[Bardelys the Magnificent by Rafael Sabatini]@TWC D-Link bookBardelys the Magnificent CHAPTER IV 12/22
In addition to all this, I was shivering with the cold of my wet garments, and generally I must have looked as little like that Bardelys they called the Magnificent as you might well conceive.
How, then, if I were to knock, should I prevail in persuading these people--whoever they might be--of my identity? Infinitely more had I the air of some fugitive rebel, and it was more than probable that I should be kept in durance to be handed over to my friends the dragoons, if later they came to ride that way.

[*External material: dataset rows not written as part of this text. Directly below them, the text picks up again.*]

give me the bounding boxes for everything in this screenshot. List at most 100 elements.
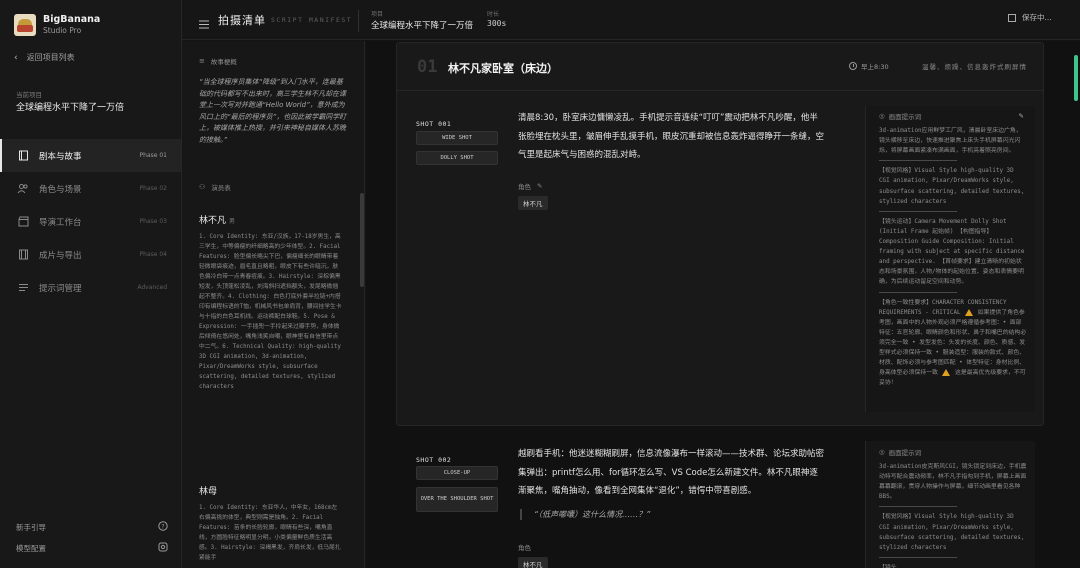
text-icon: ≡ xyxy=(199,57,205,65)
brand-subtitle: Studio Pro xyxy=(43,26,82,35)
synopsis-text: “当全球程序员集体“降级”到入门水平，连最基础的代码都写不出来时，高三学生林不凡… xyxy=(199,78,347,144)
camera-angle-chip[interactable]: OVER THE SHOULDER SHOT xyxy=(416,487,498,512)
sidebar: BigBanana Studio Pro ‹ 返回项目列表 当前项目 全球编程水… xyxy=(0,0,182,568)
back-to-projects-link[interactable]: ‹ 返回项目列表 xyxy=(14,52,75,63)
dialogue-quote: “（低声嘟囔）这什么情况……？” xyxy=(520,509,650,520)
shot-number: SHOT 002 xyxy=(416,456,452,464)
shot-type-chip[interactable]: CLOSE-UP xyxy=(416,466,498,480)
duration-field-label: 时长 xyxy=(487,11,500,18)
synopsis-title: 故事梗概 xyxy=(210,58,237,66)
help-icon: ? xyxy=(158,521,168,533)
save-icon xyxy=(1008,13,1016,22)
role-label-text: 角色 xyxy=(518,544,531,552)
users-icon: ⚇ xyxy=(199,183,206,191)
brand[interactable]: BigBanana Studio Pro xyxy=(14,14,100,36)
role-chip[interactable]: 林不凡 xyxy=(518,196,548,210)
synopsis-header: ≡ 故事梗概 xyxy=(199,56,237,66)
cast-header: ⚇ 演员表 xyxy=(199,182,231,192)
character-tag: 男 xyxy=(229,218,236,225)
settings-icon xyxy=(158,542,168,554)
users-icon xyxy=(17,183,29,195)
sidebar-item-label: 剧本与故事 xyxy=(39,151,82,162)
camera-move-chip[interactable]: DOLLY SHOT xyxy=(416,151,498,165)
character-name: 林不凡 xyxy=(199,216,227,226)
shot-type-chip[interactable]: WIDE SHOT xyxy=(416,131,498,145)
prompt-title: 画面提示词 xyxy=(888,113,922,121)
current-project-label: 当前项目 xyxy=(16,91,42,99)
main-scrollbar[interactable] xyxy=(1074,55,1078,101)
prompt-title: 画面提示词 xyxy=(888,449,922,457)
character-description: 1. Core Identity: 东亚/汉族，17-18岁男生，高三学生，中等… xyxy=(199,234,342,390)
image-icon: ◎ xyxy=(879,448,885,456)
sidebar-item-phase: Phase 01 xyxy=(139,152,167,159)
role-chip[interactable]: 林不凡 xyxy=(518,557,548,568)
image-icon: ◎ xyxy=(879,112,885,120)
script-scrollbar[interactable] xyxy=(360,193,364,287)
clock-icon xyxy=(849,62,857,70)
header-divider xyxy=(358,10,359,32)
shot-action-text[interactable]: 越刷看手机：他迷迷糊糊刷屏，信息流像瀑布一样滚动——技术群、论坛求助帖密集弹出：… xyxy=(518,445,826,501)
model-config-label: 模型配置 xyxy=(16,543,46,553)
save-status-label: 保存中... xyxy=(1022,13,1052,22)
cast-title: 演员表 xyxy=(211,184,231,192)
shot-number: SHOT 001 xyxy=(416,120,452,128)
character-card[interactable]: 林不凡男 1. Core Identity: 东亚/汉族，17-18岁男生，高三… xyxy=(199,208,343,454)
sidebar-item-label: 成片与导出 xyxy=(39,250,82,261)
role-label-text: 角色 xyxy=(518,183,531,191)
sidebar-item-phase: Phase 02 xyxy=(139,185,167,192)
prompt-header: ◎ 画面提示词 xyxy=(879,447,921,457)
sidebar-item-phase: Advanced xyxy=(137,284,167,291)
sidebar-item-label: 导演工作台 xyxy=(39,217,82,228)
character-description: 1. Core Identity: 东亚华人，中年女，168cm左右偏高挑的体型… xyxy=(199,505,341,561)
model-config-button[interactable]: 模型配置 xyxy=(16,542,168,554)
sidebar-nav: 剧本与故事 Phase 01 角色与场景 Phase 02 导演工作台 Phas… xyxy=(0,139,181,304)
sidebar-item-characters[interactable]: 角色与场景 Phase 02 xyxy=(0,172,181,205)
project-field-label: 项目 xyxy=(371,11,384,18)
shot-action-text[interactable]: 清晨8:30，卧室床边慵懒凌乱。手机提示音连续“叮叮”震动把林不凡吵醒，他半张脸… xyxy=(518,109,826,165)
warning-icon xyxy=(965,308,974,316)
project-field-value: 全球编程水平下降了一万倍 xyxy=(371,21,474,31)
clapperboard-icon xyxy=(17,216,29,228)
sidebar-item-phase: Phase 03 xyxy=(139,218,167,225)
prompt-text[interactable]: 3d-animation应用鲜梦工厂风，清晨卧室床边广角，镜头横移至床边，快速推… xyxy=(879,126,1027,408)
book-icon xyxy=(17,150,29,162)
scene-number: 01 xyxy=(417,57,438,77)
svg-text:?: ? xyxy=(161,523,164,530)
onboarding-guide-button[interactable]: 新手引导 ? xyxy=(16,521,168,533)
edit-icon[interactable]: ✎ xyxy=(1019,112,1024,120)
sidebar-item-prompts[interactable]: 提示词管理 Advanced xyxy=(0,271,181,304)
onboarding-guide-label: 新手引导 xyxy=(16,522,46,532)
list-icon xyxy=(17,282,29,294)
prompt-panel: ◎ 画面提示词 ✎ 3d-animation应用鲜梦工厂风，清晨卧室床边广角，镜… xyxy=(865,106,1035,412)
sidebar-item-export[interactable]: 成片与导出 Phase 04 xyxy=(0,238,181,271)
character-card[interactable]: 林母 1. Core Identity: 东亚华人，中年女，168cm左右偏高挑… xyxy=(199,479,343,568)
chevron-left-icon: ‹ xyxy=(14,52,18,63)
sidebar-item-label: 提示词管理 xyxy=(39,283,82,294)
top-header: 拍摄清单 SCRIPT MANIFEST 项目 全球编程水平下降了一万倍 时长 … xyxy=(182,0,1080,40)
character-name: 林母 xyxy=(199,487,218,497)
brand-name: BigBanana xyxy=(43,14,101,25)
page-subtitle: SCRIPT MANIFEST xyxy=(271,16,353,24)
role-label: 角色 xyxy=(518,542,531,552)
film-icon xyxy=(17,249,29,261)
prompt-text[interactable]: 3d-animation皮克斯风CGI，镜头锁定到床边，手机震动特写配合震动频率… xyxy=(879,462,1027,568)
sidebar-item-script[interactable]: 剧本与故事 Phase 01 xyxy=(0,139,181,172)
back-link-label: 返回项目列表 xyxy=(26,53,75,62)
menu-icon[interactable] xyxy=(199,14,209,33)
scene-time: 早上8:30 xyxy=(849,61,889,71)
scene-title: 林不凡家卧室（床边） xyxy=(448,62,558,75)
prompt-header: ◎ 画面提示词 ✎ xyxy=(879,111,1024,121)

I was separated from those who knew me, and as things now stood--unless this were, indeed, Lavedan--it might be days before they found me again. I was beginning to deplore my folly at having cut myself adrift from my followers in the first place, and having embroiled myself with the soldiers in the second; I was beginning to contemplate the wisdom of seeking some outhouse of this mansion wherein to lie until morning, when of a sudden a broad shaft of light, coming from one of the windows on the first floor, fell athwart the courtyard.
Instinctively I crouched back into the shadow of my friendly buttress, and looked up. That sudden shaft of light resulted from the withdrawal of the curtains that masked a window.
At this window, which opened outward on to a balcony; I now beheld--and to me it was as the vision of Beatrice may have been to Dante--the white figure of a woman.